While a decision hasn’t been made, Sprint doesn’t need to own Clearwire because it already has access to its spectrum and it’s too expensive, said two of the people.
“Sprint doesn’t need to own Clearwire now, as they already paid $900 million to lease the spectrum they need for 2012 and 2013,” said Robert Chapman, founder of hedge fund Chapman Capital LLC. “Sprint may be better off buying 700 megahertz spectrum.” Chapman is “short” on Clearwire, meaning the firm will profit if Clearwire’s shares fall.
Scott Sloat, a spokesman for Sprint, wasn’t available for comment. A spokesman for Softbank declined to comment. Mike DiGioia, a spokesman for Clearwire, declined to comment.
“I don’t talk about any specific detail of our strategy. I never do that in advance,” Softbank President Masayoshi Son said in a conference call, answering an analyst’s question about a potential deal with Clearwire. Sprint holds 48 percent of Bellevue, Washington-based Clearwire and has an equal percentage of voting power, Clearwire said Oct. 11.
Clearwire fell to $2.23 at the close in New York, down from $2.69 yesterday. Sprint, based in Overland Park, Kansas, was unchanged at $5.69.
Softbank will pay $12.1 billion to Sprint shareholders and the deal includes $8 billion of new capital, according to a statement yesterday. The transaction will help billionaire Masayoshi Son’s Softbank enter the U.S., a market that’s still growing in contrast to Japan, where handset shipments tumbled 27 percent Japan over the past five years.

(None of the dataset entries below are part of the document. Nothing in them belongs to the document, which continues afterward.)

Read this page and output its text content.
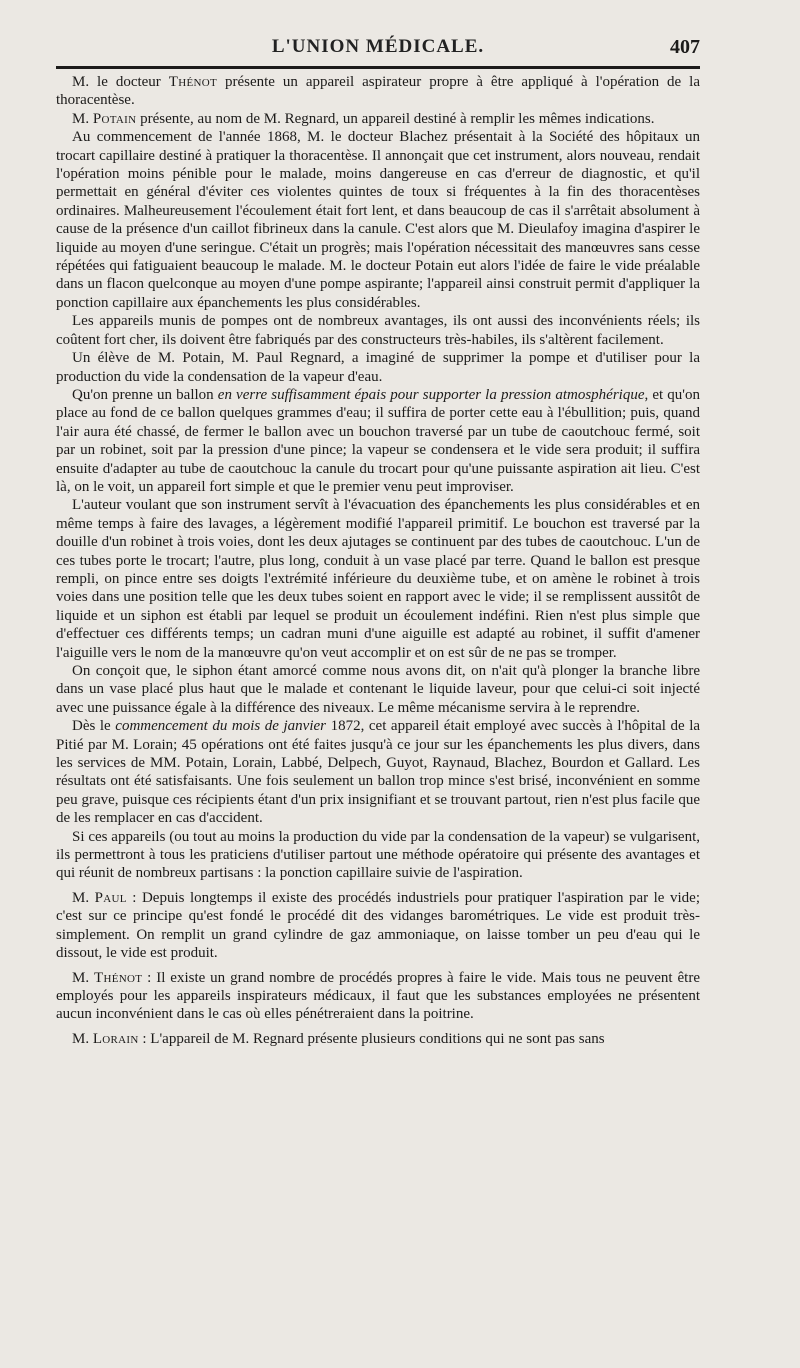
L'UNION MÉDICALE.	407

M. le docteur Thénot présente un appareil aspirateur propre à être appliqué à l'opération de la thoracentèse.

M. Potain présente, au nom de M. Regnard, un appareil destiné à remplir les mêmes indications.

Au commencement de l'année 1868, M. le docteur Blachez présentait à la Société des hôpitaux un trocart capillaire destiné à pratiquer la thoracentèse. Il annonçait que cet instrument, alors nouveau, rendait l'opération moins pénible pour le malade, moins dangereuse en cas d'erreur de diagnostic, et qu'il permettait en général d'éviter ces violentes quintes de toux si fréquentes à la fin des thoracentèses ordinaires. Malheureusement l'écoulement était fort lent, et dans beaucoup de cas il s'arrêtait absolument à cause de la présence d'un caillot fibrineux dans la canule. C'est alors que M. Dieulafoy imagina d'aspirer le liquide au moyen d'une seringue. C'était un progrès; mais l'opération nécessitait des manœuvres sans cesse répétées qui fatiguaient beaucoup le malade. M. le docteur Potain eut alors l'idée de faire le vide préalable dans un flacon quelconque au moyen d'une pompe aspirante; l'appareil ainsi construit permit d'appliquer la ponction capillaire aux épanchements les plus considérables.

Les appareils munis de pompes ont de nombreux avantages, ils ont aussi des inconvénients réels; ils coûtent fort cher, ils doivent être fabriqués par des constructeurs très-habiles, ils s'altèrent facilement.

Un élève de M. Potain, M. Paul Regnard, a imaginé de supprimer la pompe et d'utiliser pour la production du vide la condensation de la vapeur d'eau.

Qu'on prenne un ballon en verre suffisamment épais pour supporter la pression atmosphérique, et qu'on place au fond de ce ballon quelques grammes d'eau; il suffira de porter cette eau à l'ébullition; puis, quand l'air aura été chassé, de fermer le ballon avec un bouchon traversé par un tube de caoutchouc fermé, soit par un robinet, soit par la pression d'une pince; la vapeur se condensera et le vide sera produit; il suffira ensuite d'adapter au tube de caoutchouc la canule du trocart pour qu'une puissante aspiration ait lieu. C'est là, on le voit, un appareil fort simple et que le premier venu peut improviser.

L'auteur voulant que son instrument servît à l'évacuation des épanchements les plus considérables et en même temps à faire des lavages, a légèrement modifié l'appareil primitif. Le bouchon est traversé par la douille d'un robinet à trois voies, dont les deux ajutages se continuent par des tubes de caoutchouc. L'un de ces tubes porte le trocart; l'autre, plus long, conduit à un vase placé par terre. Quand le ballon est presque rempli, on pince entre ses doigts l'extrémité inférieure du deuxième tube, et on amène le robinet à trois voies dans une position telle que les deux tubes soient en rapport avec le vide; il se remplissent aussitôt de liquide et un siphon est établi par lequel se produit un écoulement indéfini. Rien n'est plus simple que d'effectuer ces différents temps; un cadran muni d'une aiguille est adapté au robinet, il suffit d'amener l'aiguille vers le nom de la manœuvre qu'on veut accomplir et on est sûr de ne pas se tromper.

On conçoit que, le siphon étant amorcé comme nous avons dit, on n'ait qu'à plonger la branche libre dans un vase placé plus haut que le malade et contenant le liquide laveur, pour que celui-ci soit injecté avec une puissance égale à la différence des niveaux. Le même mécanisme servira à le reprendre.

Dès le commencement du mois de janvier 1872, cet appareil était employé avec succès à l'hôpital de la Pitié par M. Lorain; 45 opérations ont été faites jusqu'à ce jour sur les épanchements les plus divers, dans les services de MM. Potain, Lorain, Labbé, Delpech, Guyot, Raynaud, Blachez, Bourdon et Gallard. Les résultats ont été satisfaisants. Une fois seulement un ballon trop mince s'est brisé, inconvénient en somme peu grave, puisque ces récipients étant d'un prix insignifiant et se trouvant partout, rien n'est plus facile que de les remplacer en cas d'accident.

Si ces appareils (ou tout au moins la production du vide par la condensation de la vapeur) se vulgarisent, ils permettront à tous les praticiens d'utiliser partout une méthode opératoire qui présente des avantages et qui réunit de nombreux partisans : la ponction capillaire suivie de l'aspiration.

M. Paul : Depuis longtemps il existe des procédés industriels pour pratiquer l'aspiration par le vide; c'est sur ce principe qu'est fondé le procédé dit des vidanges barométriques. Le vide est produit très-simplement. On remplit un grand cylindre de gaz ammoniaque, on laisse tomber un peu d'eau qui le dissout, le vide est produit.

M. Thénot : Il existe un grand nombre de procédés propres à faire le vide. Mais tous ne peuvent être employés pour les appareils inspirateurs médicaux, il faut que les substances employées ne présentent aucun inconvénient dans le cas où elles pénétreraient dans la poitrine.

M. Lorain : L'appareil de M. Regnard présente plusieurs conditions qui ne sont pas sans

Softbank will form a new U.S. subsidiary that will invest $3.1 billion in a newly issued Sprint convertible senior bond, the companies said in the statement. Immediately prior to the merger’s closing, the bond will be converted into Sprint common stock at $5.25 per share.
With the imminent capital injection, Sprint will be able to fund both its short-term capital needs, such as paying down debt, and a faster expansion of its 4G wireless network, said the people with knowledge of the matter. Sprint has more than $4 billion coming due in 2013, according to data compiled by Bloomberg.
The combined entity of Sprint and Softbank will create the world’s third-largest mobile-phone services provider by revenue, Son said, and have 96 million users after the transaction.
At that point, Sprint may consider other acquisitions to challenge bigger competitors Verizon Wireless and AT&T Inc., said the people. Sprint might also buy more spectrum in the imminent 700 megahertz auctions, one of the people said. Sprint may seek to later bid for Richardson, Texas-based MetroPCS Communications Inc. or purchase the rest of Clearwire, people familiar with the matter have said.
“We will use those proceeds in whatever ways we think will maximize shareholder value,” Sprint Chief Executive Officer Dan Hesse said on the conference call. “It could be internal investments, external investments. It could possibly be to retire debt and reduce our interest expenses. There are a variety of ways that it could be put to use, and we’ll make those decisions at a later time.”